Coming into this year’s recruiting cycle, I knew I wanted to cast my net as widely as possible. I genuinely wasn’t sure how much traction I was going to get in terms of first round interviews, let alone follow-up interviews. But I was pleasantly surprised to end up with many first round interviews (I’m very good at walking people through my resume now … and talking about my biggest weakness). Of that, I flew out for a hand-full of final round interviews. The most intense final round day I had was 10 interviews back-to-back combined with a 45-minute presentation on a company pitch that I was assigned a week before hand.

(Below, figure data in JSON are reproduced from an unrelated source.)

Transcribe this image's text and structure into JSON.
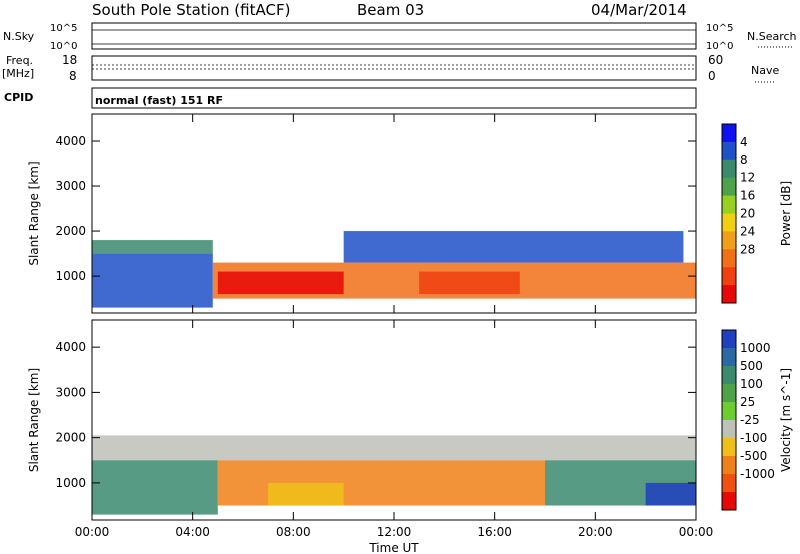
{
  "header": {
    "station": "South Pole Station (fitACF)",
    "beam": "Beam 03",
    "date": "04/Mar/2014"
  },
  "strips": {
    "nsky_label": "N.Sky",
    "nsky_ticks": [
      "10^5",
      "10^0"
    ],
    "nsearch_label": "N.Search",
    "nsearch_ticks": [
      "10^5",
      "10^0"
    ],
    "freq_label": "Freq.",
    "freq_unit": "[MHz]",
    "freq_ticks": [
      "18",
      "8"
    ],
    "nave_label": "Nave",
    "nave_ticks": [
      "60",
      "0"
    ],
    "cpid_label": "CPID",
    "cpid_text": "normal (fast) 151 RF"
  },
  "chart_data": [
    {
      "type": "heatmap",
      "name": "power",
      "xlabel": "Time UT",
      "ylabel": "Slant Range [km]",
      "xticks": [
        "00:00",
        "04:00",
        "08:00",
        "12:00",
        "16:00",
        "20:00",
        "00:00"
      ],
      "xlim_hours": [
        0,
        24
      ],
      "ylim": [
        180,
        4600
      ],
      "yticks": [
        1000,
        2000,
        3000,
        4000
      ],
      "colorbar": {
        "label": "Power [dB]",
        "ticks": [
          "4",
          "8",
          "12",
          "16",
          "20",
          "24",
          "28"
        ],
        "colors": [
          "#1010f0",
          "#2050c8",
          "#3a8a6e",
          "#4ea24a",
          "#98d020",
          "#f0d010",
          "#f0a018",
          "#f07018",
          "#f04010",
          "#e80808"
        ]
      },
      "bands": [
        {
          "t0": 0.0,
          "t1": 4.8,
          "rmin": 300,
          "rmax": 1500,
          "color": "#2050c8"
        },
        {
          "t0": 0.0,
          "t1": 4.8,
          "rmin": 1500,
          "rmax": 1800,
          "color": "#3a8a6e"
        },
        {
          "t0": 4.8,
          "t1": 24.0,
          "rmin": 500,
          "rmax": 1300,
          "color": "#f07018"
        },
        {
          "t0": 5.0,
          "t1": 10.0,
          "rmin": 600,
          "rmax": 1100,
          "color": "#e80808"
        },
        {
          "t0": 10.0,
          "t1": 23.5,
          "rmin": 1300,
          "rmax": 2000,
          "color": "#2050c8"
        },
        {
          "t0": 13.0,
          "t1": 17.0,
          "rmin": 600,
          "rmax": 1100,
          "color": "#f04010"
        }
      ]
    },
    {
      "type": "heatmap",
      "name": "velocity",
      "xlabel": "Time UT",
      "ylabel": "Slant Range [km]",
      "xticks": [
        "00:00",
        "04:00",
        "08:00",
        "12:00",
        "16:00",
        "20:00",
        "00:00"
      ],
      "xlim_hours": [
        0,
        24
      ],
      "ylim": [
        180,
        4600
      ],
      "yticks": [
        1000,
        2000,
        3000,
        4000
      ],
      "colorbar": {
        "label": "Velocity [m s^-1]",
        "ticks": [
          "1000",
          "500",
          "100",
          "25",
          "-25",
          "-100",
          "-500",
          "-1000"
        ],
        "colors": [
          "#2040c0",
          "#2a6aa0",
          "#3a8a6e",
          "#4ea24a",
          "#6ccc30",
          "#c0c0b8",
          "#f0c018",
          "#f08018",
          "#f05010",
          "#e80808"
        ]
      },
      "bands": [
        {
          "t0": 0.0,
          "t1": 24.0,
          "rmin": 1500,
          "rmax": 2050,
          "color": "#c0c0b8"
        },
        {
          "t0": 0.0,
          "t1": 5.0,
          "rmin": 300,
          "rmax": 1500,
          "color": "#3a8a6e"
        },
        {
          "t0": 5.0,
          "t1": 18.0,
          "rmin": 500,
          "rmax": 1500,
          "color": "#f08018"
        },
        {
          "t0": 7.0,
          "t1": 10.0,
          "rmin": 500,
          "rmax": 1000,
          "color": "#f0c018"
        },
        {
          "t0": 18.0,
          "t1": 24.0,
          "rmin": 500,
          "rmax": 1500,
          "color": "#3a8a6e"
        },
        {
          "t0": 22.0,
          "t1": 24.0,
          "rmin": 500,
          "rmax": 1000,
          "color": "#2040c0"
        }
      ]
    }
  ]
}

The interview prep, travel, actual interviewing, and thank you noting combined with my usual school responsibilities kept me extremely busy over the last few weeks. I have probably missed more class in the last 4 weeks than I’ll miss in the next 4 terms, but through it all my professors have been understanding, my team supportive, and most importantly, my wife has been a champ. Seems like every Sunday evening I’d give her an overview of the week to come — what city I’ll be in, which companies, and how much time I’ll be needing at school to prep. Even though I was away in some distant city, she still packed up our 2 kids and made it to every Fuqua Friday without me!

I also want to give some praise to the Career Management Center. They don’t exactly get in your face before each interview, but if you want help they’re absolutely there and very helpful. I’m not sure I fully realized this until the recently weeks. They’ve been extremely informative through the process and are also excellent people to bounce interview or offer strategies off of. After all, they do this for a living and so they’ve generally seen it all at this point. The myth (and naïve hope) at any business school is that the career center basically lines up top companies and simply gives you jobs like candy (at least, I sort of thought that). But what I found was that the career center ends up being a strategic partner — you work WITH them (rather than them working FOR you) and when you learn to work together, the opportunities roll in.